Puis elle fut envoyée au Collège Sainte Bernadette, à Cidade Baixa, tout près de la favela de Massaranduba. Elle donnait des cours de géographie.

On la chargea ensuite des ouvriers du Nord-est qui partaient pour les villes, chercher du travail. Elle leur enseigna la lecture, l’écriture, le catéchisme ; elle conseillait, elle consolait, elle soignait…

Mais Sœur Dulce fit plus que de «petits» actes d’amour : elle fonda.

D’abord ce fut une grande œuvre sociale : l’Union des Ouvriers de Saint François, comprenant entre autres trois théâtres ou salles de cinéma : Cine Roma, Cine Plata-forma, Cine Saõ Caetano.

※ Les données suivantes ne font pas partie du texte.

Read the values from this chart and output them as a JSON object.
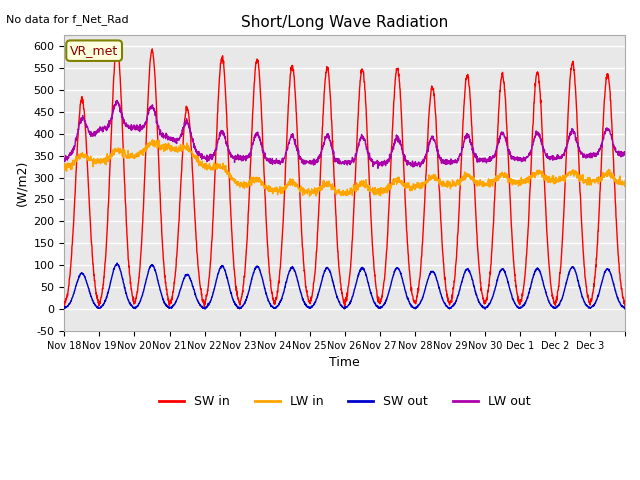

Puis ce fut un centre pour les malades, dans des maisons abandonnées sur une île de Salvador de Bahia, mais comme on les mit dehors, elle les transféra dans un vieux marché à poissons, qu’elle dut encore évacuer, et finalement ne trouva rien d’autre… que le poulailler du couvent, où elle pouvait accueillir quelques dizaines de malades ; par la suite, elle fit construire un véritable hôpital, l’Hôpital Saint-Antoine, inauguré en 1959 avec cent-cinquante lits et pouvant accueillir chaque jour jusqu’à sept-cents malades et donner plus de mille consultations. L’œuvre a été reconnue par l’Etat comme Obras Sociais Irmã Dulce, OSID (Œuvres Sociales Sœur Dulce).

Sœur Dulce fonda aussi le Centre d’Instruction Saint-Antoine, à Simões Filho, toujours dans l‘Etat de Bahia, où étaient accueillies plus de trois cents petites filles et adolescentes de trois à dix-sept ans.

En 1979, elle rencontre Mère Teresa, qui vient de recevoir le Prix Nobel de la paix. Elle sera à son tour proposée pour le Nobel en 1988, soutenue par la reine de Suède ; sans avoir été «gagnante», elle acquit cependant une certaine renommée.

En 1980, elle reçoit la visite du pape, en voyage au Brésil.

La santé de Dulce s’affaiblit beaucoup les trente dernières années. Elle n’avait plus que 30% de sa capacité respiratoire et pesait trente-huit kilogrammes.

A partir de 1990, l’état de Sœur Dulce empira. Durant son voyage au Brésil en 1991, le pape Jean-Paul II lui rendit visite à l’hôpital. 

Sœur Dulce, qu’on appelait le Bon Ange du Brésil, s’éteignit à ce monde le 13 mars 1992.

Quand on voulut exhumer son corps pour la reconnaissance officielle, on remarqua qu’il était resté sans corruption.

Maria Rita Lópes Pontes de Souza Brito (Sœur Dulce) fut béatifiée en 2011.

 

 

Le miracle retenu pour la béatification fut l’arrêt immédiat de l’hémorragie incontrôlable dont souffrait une maman après avoir accouché, malgré trois interventions.